Budget 2026-2027 : la Capeb anticipe et monte au créneau
Plusieurs orientations budgétaires retenues ou envisagées par le Gouvernement pour 2026 et 2027 font réagir la confédération des artisans. La Capeb estime que l'accumulation des mesures annoncées risque d'affaiblir davantage un secteur déjà confronté au ralentissement de l'activité et à une forte érosion de l'emploi.
Au cœur des inquiétudes de l’organisation professionnelle figure d'abord le gel des allègements de cotisations sociales, décidé parallèlement à une nouvelle hausse du SMIC. Selon la CAPEB, cette combinaison entraînera une augmentation du coût du travail pour les entreprises artisanales, alors même qu'elles subissent déjà la hausse des coûts de production et la baisse de leurs carnets de commandes. L'organisation rappelle que le secteur a perdu plus de 30 000 emplois en deux ans.
Autre sujet de préoccupation : la réduction des crédits alloués à MaPrimeRénov'. La CAPEB redoute que la baisse des moyens consacrés aux rénovations énergétiques par gestes freine la demande des particuliers et pénalise l'activité des entreprises. Elle s'inquiète également de la possible suppression des travaux dits « mono-gestes », qu'elle considère comme une porte d'entrée essentielle vers des rénovations plus ambitieuses.
Apprentissage, Fonds verts...
L'apprentissage est également dans le viseur. La forte réduction des financements destinés aux régions pourrait limiter les capacités d'investissement des centres de formation d'apprentis et fragiliser certaines formations, notamment dans les territoires ruraux. Une perspective qui intervient alors que les effectifs d'apprentis reculent déjà dans l'artisanat du bâtiment.
L'organisation s'inquiète également des réductions de moyens affectés au Fonds vert et aux programmes de restauration du patrimoine bâti. Ces dispositifs soutiennent de nombreux projets portés par les collectivités locales et constituent, selon elle, un levier important d'activité pour les entreprises artisanales sur l'ensemble du territoire.
La Capeb alerte par ailleurs sur les conséquences des coupes budgétaires envisagées dans le logement social ultramarin. La diminution des crédits dédiés à la Ligne Budgétaire Unique (LBU) pourrait peser lourdement sur les marchés de la construction et de la rénovation outre-mer, où ces programmes représentent une part importante de l'activité des entreprises locales.

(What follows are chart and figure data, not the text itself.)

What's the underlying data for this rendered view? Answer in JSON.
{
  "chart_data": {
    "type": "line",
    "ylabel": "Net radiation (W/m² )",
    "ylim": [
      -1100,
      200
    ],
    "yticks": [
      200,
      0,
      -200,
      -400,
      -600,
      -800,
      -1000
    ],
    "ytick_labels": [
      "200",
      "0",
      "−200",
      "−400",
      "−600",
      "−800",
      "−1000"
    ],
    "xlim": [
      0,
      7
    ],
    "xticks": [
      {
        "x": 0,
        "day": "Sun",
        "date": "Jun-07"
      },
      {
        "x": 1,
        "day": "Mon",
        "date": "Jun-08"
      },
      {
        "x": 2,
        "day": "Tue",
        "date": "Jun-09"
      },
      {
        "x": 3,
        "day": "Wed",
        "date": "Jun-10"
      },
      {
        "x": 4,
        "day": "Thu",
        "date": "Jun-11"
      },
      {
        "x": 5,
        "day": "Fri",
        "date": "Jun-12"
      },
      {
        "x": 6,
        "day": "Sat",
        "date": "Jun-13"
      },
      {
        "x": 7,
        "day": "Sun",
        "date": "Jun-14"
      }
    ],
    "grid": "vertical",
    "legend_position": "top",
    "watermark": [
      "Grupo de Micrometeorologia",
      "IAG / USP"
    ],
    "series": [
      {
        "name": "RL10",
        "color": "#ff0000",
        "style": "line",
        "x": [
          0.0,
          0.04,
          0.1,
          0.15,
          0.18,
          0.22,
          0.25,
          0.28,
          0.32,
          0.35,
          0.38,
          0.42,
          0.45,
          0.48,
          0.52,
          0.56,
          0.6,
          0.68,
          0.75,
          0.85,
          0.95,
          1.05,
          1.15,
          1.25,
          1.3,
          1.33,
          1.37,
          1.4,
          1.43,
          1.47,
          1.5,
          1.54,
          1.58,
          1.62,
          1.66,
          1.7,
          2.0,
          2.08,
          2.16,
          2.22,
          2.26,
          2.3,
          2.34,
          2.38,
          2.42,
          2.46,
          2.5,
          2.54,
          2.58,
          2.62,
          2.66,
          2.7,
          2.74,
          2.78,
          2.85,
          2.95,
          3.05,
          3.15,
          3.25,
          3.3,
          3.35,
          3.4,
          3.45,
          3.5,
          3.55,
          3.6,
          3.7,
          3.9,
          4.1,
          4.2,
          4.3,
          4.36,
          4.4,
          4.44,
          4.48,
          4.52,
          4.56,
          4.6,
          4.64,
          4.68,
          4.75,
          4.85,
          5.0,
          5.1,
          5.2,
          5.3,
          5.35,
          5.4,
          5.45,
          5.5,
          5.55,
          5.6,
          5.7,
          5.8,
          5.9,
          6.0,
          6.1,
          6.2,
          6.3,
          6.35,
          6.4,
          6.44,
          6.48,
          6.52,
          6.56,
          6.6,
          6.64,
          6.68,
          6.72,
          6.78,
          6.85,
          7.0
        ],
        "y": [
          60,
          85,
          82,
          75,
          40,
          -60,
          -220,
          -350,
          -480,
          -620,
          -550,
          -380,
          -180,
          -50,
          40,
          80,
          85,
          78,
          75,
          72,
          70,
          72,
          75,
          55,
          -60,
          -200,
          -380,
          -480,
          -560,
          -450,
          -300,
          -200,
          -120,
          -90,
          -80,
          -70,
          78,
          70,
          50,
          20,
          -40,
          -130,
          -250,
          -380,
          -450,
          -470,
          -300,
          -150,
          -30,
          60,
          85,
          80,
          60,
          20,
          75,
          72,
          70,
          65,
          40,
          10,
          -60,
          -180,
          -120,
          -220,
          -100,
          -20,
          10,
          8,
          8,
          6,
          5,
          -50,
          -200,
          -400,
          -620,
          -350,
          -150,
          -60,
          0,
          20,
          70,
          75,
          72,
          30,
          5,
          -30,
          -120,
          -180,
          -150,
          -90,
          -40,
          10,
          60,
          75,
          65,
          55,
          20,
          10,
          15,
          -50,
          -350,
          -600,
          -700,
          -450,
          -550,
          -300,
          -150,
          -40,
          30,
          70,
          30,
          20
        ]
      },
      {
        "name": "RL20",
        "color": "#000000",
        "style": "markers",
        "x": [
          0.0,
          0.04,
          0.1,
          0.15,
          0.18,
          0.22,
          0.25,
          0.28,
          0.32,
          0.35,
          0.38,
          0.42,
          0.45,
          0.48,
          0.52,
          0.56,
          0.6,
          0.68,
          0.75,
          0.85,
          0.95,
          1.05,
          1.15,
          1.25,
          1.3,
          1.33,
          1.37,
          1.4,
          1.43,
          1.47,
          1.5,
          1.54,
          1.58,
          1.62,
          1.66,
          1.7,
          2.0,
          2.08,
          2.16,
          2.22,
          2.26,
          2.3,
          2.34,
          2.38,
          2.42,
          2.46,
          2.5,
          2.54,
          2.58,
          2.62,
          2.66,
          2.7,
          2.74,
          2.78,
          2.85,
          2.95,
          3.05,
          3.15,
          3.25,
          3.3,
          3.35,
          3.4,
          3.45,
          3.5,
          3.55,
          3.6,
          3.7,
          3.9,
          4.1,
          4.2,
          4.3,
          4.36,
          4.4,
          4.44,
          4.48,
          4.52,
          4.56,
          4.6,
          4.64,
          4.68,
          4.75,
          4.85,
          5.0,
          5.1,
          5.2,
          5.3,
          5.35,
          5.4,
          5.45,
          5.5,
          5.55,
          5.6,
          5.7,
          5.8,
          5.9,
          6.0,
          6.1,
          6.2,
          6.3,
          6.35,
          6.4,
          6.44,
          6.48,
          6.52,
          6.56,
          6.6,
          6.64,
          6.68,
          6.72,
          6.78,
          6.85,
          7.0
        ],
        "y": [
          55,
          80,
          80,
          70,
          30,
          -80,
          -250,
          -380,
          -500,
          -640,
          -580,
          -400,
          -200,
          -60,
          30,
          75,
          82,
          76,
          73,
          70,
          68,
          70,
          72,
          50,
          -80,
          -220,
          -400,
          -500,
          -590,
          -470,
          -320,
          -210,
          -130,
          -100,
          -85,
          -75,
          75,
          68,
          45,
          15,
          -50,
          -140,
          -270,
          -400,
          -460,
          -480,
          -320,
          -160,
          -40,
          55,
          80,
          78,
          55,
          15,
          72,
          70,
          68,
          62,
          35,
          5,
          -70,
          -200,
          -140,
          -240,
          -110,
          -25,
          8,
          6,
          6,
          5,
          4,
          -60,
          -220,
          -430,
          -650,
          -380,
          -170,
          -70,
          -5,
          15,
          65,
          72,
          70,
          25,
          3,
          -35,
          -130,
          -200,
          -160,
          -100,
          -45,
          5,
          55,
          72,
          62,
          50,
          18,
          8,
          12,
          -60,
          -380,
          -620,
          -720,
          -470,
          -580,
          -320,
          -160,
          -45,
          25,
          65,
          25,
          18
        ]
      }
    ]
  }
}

Pour la CAPEB, c'est surtout l'effet cumulatif de ces différentes mesures qui pose problème. L'organisation estime qu'elles risquent d'affecter simultanément l'activité, l'emploi et la formation dans un secteur composé majoritairement de TPE. Elle rappelle que l'artisanat du bâtiment représente plus de 500 000 entreprises et une part majeure de l'emploi et de l'apprentissage dans la filière.
Tout en reconnaissant la nécessité de maîtriser les finances publiques, la CAPEB défend d'autres pistes d'économies. Elle plaide notamment pour un recentrage des aides à l'apprentissage sur les entreprises de moins de 50 salariés et pour un encadrement renforcé du régime de la micro-entreprise dans le bâtiment.
À travers cet appel, l'organisation patronale demande au Gouvernement de revoir ses arbitrages afin de ne pas fragiliser davantage un secteur qui peine encore à sortir de la crise du logement et dont les perspectives d'activité demeurent incertaines.